Scientists from the University of Notre Dame have found a new way for tumor cells to transmit genetic material to other cells in their microenvironment, allowing cancer to spread.
Crislyn D’Souza-Schorey, the Morris Pollard Professor in the Department of Biological Sciences, and colleagues found that DNA “cargo” is moved in small informational sacs called extracellular microvesicles in their latest research, published in Cell Reports. Their research builds on the work her lab has done to better understand the exchange of information between cells.
We’ve shown that DNA present in these microvesicles is related to metastasis, so now we have a great platform to assess for genetic aberrations.”
Crislyn D’Souza-Schorey, Morris Pollard Professor, Biological Sciences, University of Notre Dame
D’Souza-Schorey, is also affiliated with the Berthiaume Institute for Precision Health, the Boler-Parseghian Center for Rare and Neglected Diseases, and the Harper Cancer Research Institute.
Unlike normal cells, cancer cells are frequently packed with cytosolic DNA, which is the DNA found in the jelly-like fluid outside of the cell’s nucleus. This DNA can come from a variety of places, but new research shows that chromosomal instability is the most common source of cytosolic DNA in tumor cells.
The researchers used a male cancer patient’s cell model to demonstrate how Y-chromosomal DNA, which is available in the cytosol due to chromosomal instability, is handled by extracellular vesicles and transmitted to a female mammary epithelial cell line.

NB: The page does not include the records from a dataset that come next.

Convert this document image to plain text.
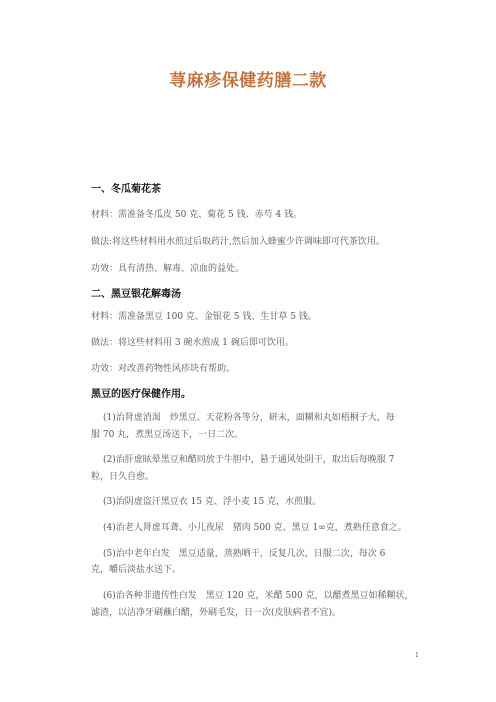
荨麻疹保健药膳二款
一、冬瓜菊花茶
材料：需准备冬瓜皮 50 克、菊花 5 钱、赤芍 4 钱。
做法:将这些材料用水煎过后取药汁,然后加入蜂蜜少许调味即可代茶饮用。
功效：具有清热、解毒、凉血的益处。
二、黑豆银花解毒汤
材料：需准备黑豆 100 克、金银花 5 钱、生甘草 5 钱。
做法：将这些材料用 3 碗水煎成 1 碗后即可饮用。
功效：对改善药物性风疹块有帮助。
黑豆的医疗保健作用。
(1)治肾虚消渴　炒黑豆、天花粉各等分，研末，面糊和丸如梧桐子大，每
服 70 丸，煮黑豆汤送下，一日二次。
(2)治肝虚眩晕黑豆和醋同放于牛胆中，悬于通风处阴干，取出后每晚服 7
粒，日久自愈。
(3)治阴虚盗汗黑豆衣 15 克、浮小麦 15 克，水煎服。
(4)治老人肾虚耳聋、小儿夜尿　猪肉 500 克、黑豆 1∞克，煮熟任意食之。
(5)治中老年白发　黑豆适量，蒸熟晒干，反复几次，日服二次，每次 6
克，嚼后淡盐水送下。
(6)治各种非遗传性白发　黑豆 120 克，米醋 500 克，以醋煮黑豆如稀糊状，
滤渣，以洁净牙刷蘸白醋，外刷毛发，日一次(皮肤病者不宜)。
1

These female cells do not have Y-chromosomal DNA present without exposure to the male microvesicles. This is an accessible way to show people that the DNA was transferred, making it easier to prove this form of communication.”
James Clancy, Study First Author and Research Assistant Professor, Biological Sciences, University of Notre Dame
The researchers indicated that cytosolic DNA is transported to microvesicles by an enzyme known as cGAS, which was found in part due to its role in the immune response to bacterial and viral infections. Researchers have increasingly recognized that cGAS may play a role in tumor growth, and this recent study outlined how the DNA is altered to support that progression.
D’Souza-Schorey’s lab released a paper in Nature Cell Biology in 2019 that revealed how microRNA is transferred from tumor cells to microvesicles that are just starting to develop at the cell periphery. These vesicles are picked up by non-tumor cells in the microenvironment after they are shed. Microvesicles can also be discovered moving through the body in bodily fluids such as blood and urine, and they can be exploited as cancer biomarkers.
While microRNA has a faster impact on protein expression than DNA, the scientists were more concerned with the DNA content because it is the actual component of a person’s genome, including any tumor-related alterations, according to Clancy. Proving that DNA had migrated from one cell to another was likewise more difficult.
Continued fundamental research in this area by the lab could lead to the early detection of various forms of cancers.
Clancy, J. W., et al. (2022) Recruitment of DNA to tumor-derived microvesicles. Cell Reports. doi.org/10.1016/j.celrep.2022.110443.